CEO of the Australian Chamber – James Pearson.
The Australian Chamber is part of a global network of chambers of commerce representing more than six million businesses of all sizes and sectors across over 100 countries.
We work towards a world where peace, sustainable economic growth and shared prosperity are underpinned by rules-based, open multilateral trade and investment.
That’s why we welcome the signing of the Comprehensive and Progressive Agreement for Trans-Pacific Partnership (CPTPP) in Santiago, Chile this week amid the turmoil caused by governments and trading blocs threatening tariffs and countermeasures elsewhere.
The US threats to impose new tariffs on steel and aluminium have concentrated our minds on what “free trade” means.
Frequently the discussion in trade policy circles is about “modern” trade issues like services trade or digital economy issues.
But these recent threats, along with earlier tariffs imposed by India on pulses that impact on Australian exporters, highlight that old-fashioned tariff battles are still to be won.
President Trump’s announcement has triggered retaliatory proposals from other nations and trading blocs like the EU.
In a week that sees our Government trying to defend and improve market access for our exporters, and hoping to make it easier and cheaper to import from other countries in the CPTPP pact, it’s timely to consider how trade can serve our country even better.
Despite efforts to negotiate improved trading arrangements with others, Australia retains some tariffs and other trade barriers.
As the tariff debate is highlighting, tariffs are a tax on imports.
They increase the costs to Australian business and families, just as increasing US steel and aluminium tariffs will increase costs for American business and households.
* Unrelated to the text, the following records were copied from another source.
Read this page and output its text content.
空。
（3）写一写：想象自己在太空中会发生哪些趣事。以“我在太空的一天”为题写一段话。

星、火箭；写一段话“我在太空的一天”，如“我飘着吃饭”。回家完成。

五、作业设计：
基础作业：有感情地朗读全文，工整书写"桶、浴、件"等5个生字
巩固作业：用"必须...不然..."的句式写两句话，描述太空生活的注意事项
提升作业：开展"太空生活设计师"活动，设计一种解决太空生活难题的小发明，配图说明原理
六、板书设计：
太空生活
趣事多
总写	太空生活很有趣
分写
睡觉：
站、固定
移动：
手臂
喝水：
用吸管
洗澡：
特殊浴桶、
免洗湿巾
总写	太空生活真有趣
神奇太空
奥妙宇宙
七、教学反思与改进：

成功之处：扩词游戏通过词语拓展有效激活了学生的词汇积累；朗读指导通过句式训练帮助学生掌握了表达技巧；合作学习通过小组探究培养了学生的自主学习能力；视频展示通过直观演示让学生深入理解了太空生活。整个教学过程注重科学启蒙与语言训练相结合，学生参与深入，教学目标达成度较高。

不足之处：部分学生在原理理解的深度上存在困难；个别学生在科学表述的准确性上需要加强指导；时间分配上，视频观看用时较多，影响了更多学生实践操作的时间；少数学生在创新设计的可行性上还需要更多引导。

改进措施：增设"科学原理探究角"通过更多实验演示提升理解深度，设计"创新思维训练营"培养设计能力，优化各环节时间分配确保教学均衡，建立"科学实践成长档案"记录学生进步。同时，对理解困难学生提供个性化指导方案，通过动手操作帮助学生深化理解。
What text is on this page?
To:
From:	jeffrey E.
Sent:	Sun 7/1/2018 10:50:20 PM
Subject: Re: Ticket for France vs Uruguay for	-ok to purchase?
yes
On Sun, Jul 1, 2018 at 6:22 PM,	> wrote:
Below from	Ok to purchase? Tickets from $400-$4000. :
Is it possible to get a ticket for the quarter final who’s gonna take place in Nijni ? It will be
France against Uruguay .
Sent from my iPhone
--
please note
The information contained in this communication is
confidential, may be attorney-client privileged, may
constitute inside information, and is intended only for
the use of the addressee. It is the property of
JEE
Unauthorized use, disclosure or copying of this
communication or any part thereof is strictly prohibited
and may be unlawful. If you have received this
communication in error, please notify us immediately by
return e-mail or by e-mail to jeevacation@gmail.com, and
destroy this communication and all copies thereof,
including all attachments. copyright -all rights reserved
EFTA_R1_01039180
While some are calling for Australia to retaliate with new tariffs, this would only make worse the negative impacts tariffs have on our economy.
But there is another way.
Just as President Trump has decided to unilaterally increase tariffs, so too can Governments unilaterally reduce tariffs and relax other trade restrictions.
The Australian Chamber would like to see governments, including our own, unilaterally phase out remaining tariffs and reduce other barriers to trade over time.
It might be unfashionable to say it, in these days when nationalism and protectionism are on the rise, but Australia benefits when we make it easier to trade and invest, and for Australians and people from overseas to visit, study or work in each other’s countries.
Retaining barriers that make this harder than it needs to be only reduces the opportunities for Australians to have the jobs, living standards and opportunities to which they aspire.